The focus will take place from noon to 2 p.m. Saturday, April 13, at the Lakeport Courthouse Museum, 255 N. Main St.
To be eligible, participants must have been evacuated or received an evacuation order for the 2018 Mendocino Complex – which included the Ranch and River fires that began in July and continued until September – and they must speak Spanish as the primary language at home.
The focus group will be conducted in Spanish. Participants must sign up through an online form at https://berkeley.qualtrics.com/jfe/form/SV_6Sj4eewMMgXcTaJ or by calling 925-895-7897.
Participants will be selected on a first-come, first-served basis; it’s limited to one participant per household. For those chosen to participate, each person will receive a $100 Amazon Gift Card; lunch also will be served.
Stephen Wong, a UC Berkeley PhD candidate and part of the team that is conducting the focus group, said their goal is to hear the evacuation stories of Spanish-speaking individuals and develop strategies that could uniquely assist them in future disasters across California.
“We’re conducting four focus groups across California,” Wong told Lake County News.
The groups are focused on how people make decisions in evacuations. He said participants are asked what they did – if they evacuated or not – and what notifications they may have received.
“We want to get a better picture of how Spanish speakers navigated the evacuation process in the Mendocino Complex,” Wong said.
The other focus groups included low-income residents of Southern California impacted by the 2017 fires and two focus groups in Napa and Sonoma counties for the October 2017 fires for those age 65 and older and those with disabilities. Those focus groups already have taken place, he said.
Wong said they also are conducting ongoing, in-depth surveys for the 2017 Southern California fires and the 2018 Carr fire in Redding.
He said Spanish speakers may have challenges in communications and so may not understand evacuation orders.
If there aren’t contingencies in place for multiple languages, “It creates a real challenge,” said Wong, adding that it also leads to difficulties for finding resources for recovery.

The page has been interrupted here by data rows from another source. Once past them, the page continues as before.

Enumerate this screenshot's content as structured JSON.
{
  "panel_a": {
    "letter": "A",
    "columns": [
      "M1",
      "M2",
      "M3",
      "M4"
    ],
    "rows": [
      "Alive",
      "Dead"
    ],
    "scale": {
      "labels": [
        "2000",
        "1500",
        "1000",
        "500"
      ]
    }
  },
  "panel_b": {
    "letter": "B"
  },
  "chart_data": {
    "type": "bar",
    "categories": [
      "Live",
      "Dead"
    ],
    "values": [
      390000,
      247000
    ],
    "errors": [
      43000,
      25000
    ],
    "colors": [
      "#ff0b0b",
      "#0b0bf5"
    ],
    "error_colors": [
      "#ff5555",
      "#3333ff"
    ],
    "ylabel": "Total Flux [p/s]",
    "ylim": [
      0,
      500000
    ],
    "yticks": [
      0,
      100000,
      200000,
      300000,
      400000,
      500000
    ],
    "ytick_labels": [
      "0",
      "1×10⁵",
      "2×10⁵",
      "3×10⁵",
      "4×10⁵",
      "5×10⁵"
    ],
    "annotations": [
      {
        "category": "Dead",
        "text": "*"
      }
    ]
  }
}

Public resources often aren’t enough to shelter or evacuate everyone, and Wong said the research is looking at how the “sharing economy” – peer to peer or business to peer transactions that occur over the Internet, including private companies like Uber and Lyft – can be leveraged in such situations.
He said it opens the possibility of partnerships between public and private entities to build stronger neighborhood networks, and how a sharing economy could produce a more equitable response to a disaster.
The team will build statistical models to determine what influences a person to evacuate or not. Wong said they also will look at why people choose a public shelter, the home of a friend or family member, or why they choose to go to certain locations, such as the Bay Area or out of state.
They’re also hoping to have a specific journal article that relates to the sharing economy and whether it’s equitable or not in such situations.
Wong said the group completed a report on Hurricane Irma that goes in depth into a similar kind of modeling, looking at evacuee behavior and offering key takeaways and agency recommendations. Among their findings so far is that evacuation orders actually work.
He said the different aspects of the research will come into a final report that will be presented to policy makers and agencies as well as be published. It will document the 2017 and 2018 wildfires and the evacuation process.
Wong said an idea behind the research is that agencies can implement these ideas directly into emergency response plans and evacuation plans.
The Spanish announcement for the focus group is below.
Cuéntenos Su Historia –
Grupo Focal sobre la Evacuación del Incendio del Complejo de Mendocino.
Investigadores de la Universidad de California, Berkeley están llevando a cabo un grupo focal en el área del condado de Lake y Mendocino sobre la evacuación del incendio del complejo de Mendocino (Ranch Fire y River Fire).
Grupo Focal: Hispanohablantes
Sábado, 13 de abril: 12:00 p.m. a 2:00 p.m.
Lakeport Courthouse Museum: 255 N Main St, Lakeport, CA 95453
Requisitos
1) Haber evacuado o recibido una orden de evacuación durante el incendio del Complejo de Mendocino en 2018. (Ranch Fire o River Fire en julio)
2) Hablar español como el idioma principal en casa.
Cada persona elegida para participar recibirá una tarjeta de regalo de Amazon por $100. Los participantes serán seleccionados por orden de llegada. Solo un miembro por hogar. También se servirá almuerzo.